22) The most recent forecast by international agencies predicted there would be between 9000 and 28,000 fatal cancers between 1986 and 2056, obviously underestimating the risk factors and the collective doses. On the basis of I-131 and Cs 137 radioisotope doses to which populations were exposed and a comparison of cancer mortality in the heavily and less contaminated territories and pre- and post-Chernobyl cancer levels, a more realistic figure is 212,000 to 245,000 in Europe and 19,000 in the rest of the world.

23) More than 1000 cancer deaths in Norland Province, Sweden, between 1986 and 1999 have been attributed to the Chernobyl fallout (Abdelrahman, 2007).

24) After 20 years the incidence of thyroid cancer among individuals under 18 years of age at the time of the catastrophe increased more than 200-fold (National Belarussian Report, 2006).

25) In the Marne-Ardennes provinces (France) cancer incidence increased 360% in women and 500% in men between 1975 and 2005 (Cherie-Challine et al, 2006).

26) From 1985-1989 to 1990-1992 in Connecticut, USA, rates of thyroid cancer for all age groups increased by 23% (from 3.46 to 4.29 per 100,000, after 10 previous years without change (Reid and Mangano, 1995).

27) In Greece, infants born between 1.7.86 and 31.12.87, exposed to Chernobyl fallout in utero, had 2.6 times the incidence of leukemia compared to children born between 1.1.80 and 31.12.85 and between 1.1.88 and 31.12.90. (Petridou et al, 2004)

28) Changes in the sex ratio and the stillbirth odds ratio for gender were significant for Denmark, Germany, Hungary, Norway, Poland, Latvia and Sweden (Scherb and Wiegelt, 2000).

29) Great Britain. Ten months after the catastrophe, a significant increase in perinatal mortality was found in the two most contaminated areas of the country (Bentham, 1991).

30) Sweden. Infant mortality increased immediately after the catastrophe and increased significantly in 1989-1992 (Korblein, 2008).

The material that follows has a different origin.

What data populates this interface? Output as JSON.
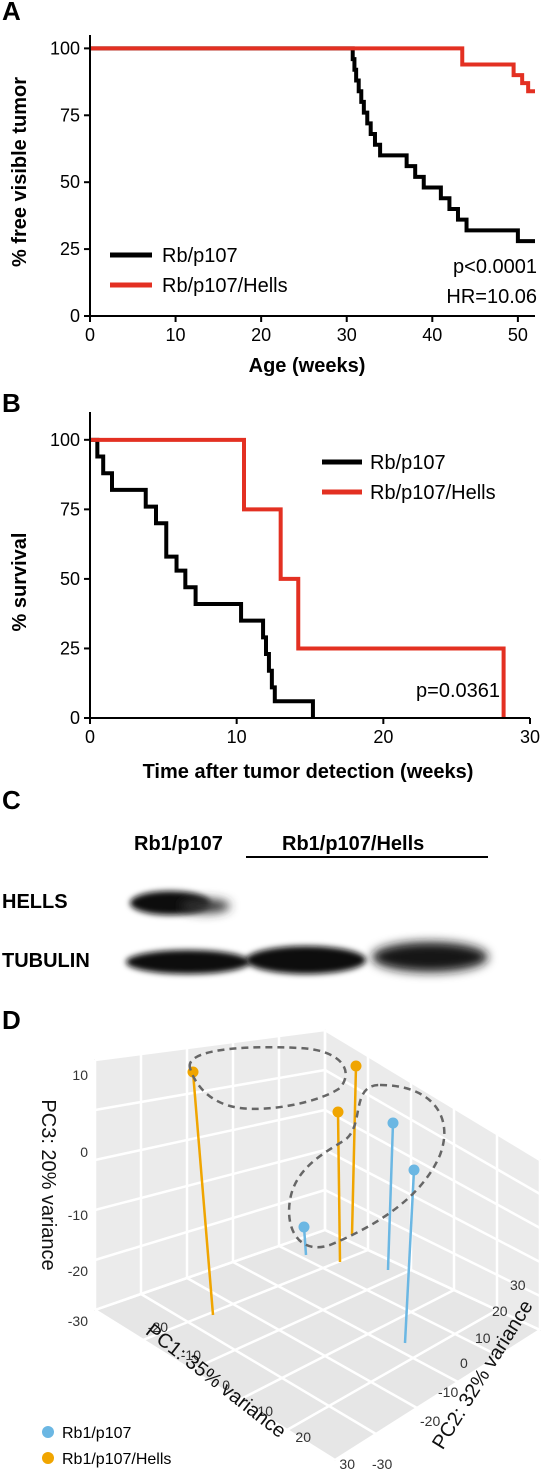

2. COWS’ MILK SHOWS FIRST SIGNS OF RADIATION

First Japan suffered an earthquake, then a tsunami, then nuclear meltdowns and radiation.

Experts advised the Japanese people not to panic.
Experts advised people that the food was safe to eat, and that radiation had not entered their food supply.

This past week, the world learned that Japanese food and water were tainted with radioactive iodine.

Food is now routinely tested in Japan. The first food to show signs of radiation was cow’s milk. This makes sense, as cows are eating 50-80 pounds of feed each and every day. Radiation is concentrated in their bodies like sponges soaking up water. In a cow, the water is filtered and excreted and the concentrated toxins are consumed by milk drinkers. Twenty-one pounds of milk are required to produce one pound of butter.
Eating butter further concentrates toxins; in this case, radioactivity.

Armed with the knowledge that milk is the perfect barometer to test for the presence of radiation, it would make sense to test for levels of radiation in America’s milk as plumes from Japan are carried by the jet stream over California, Kansas, and then onto New York.

Here is where today’s stupid human trick kicks in.

It would make perfect sense to test milk from California Happy Cows, just in case…Sadly, this is news that the United States Department of Agriculture just does not want to know.

As of March 22, 2011, California milk is not being tested for radiation on a daily basis. As a matter of policy, California’s Department of Public Health routinely tests California milk for radiation once every month. One would assume (love that word) that with jet steams being what they are, and with Japan’s tragedy having the potential to radiate to Americans, it would be a logical human conclusion to want to test milk.

The spokesperson for California’s Department of Public Health, Mike Sicilia, had this stupid human trick comment:

This is typical routine testing and has been done for many years.”

Routine once-per-month testing will continue, because the United States Food and Drug Administration (FDA) sees no reason for caution. California’s Department of Public Health reLIES upon FDA’s lead.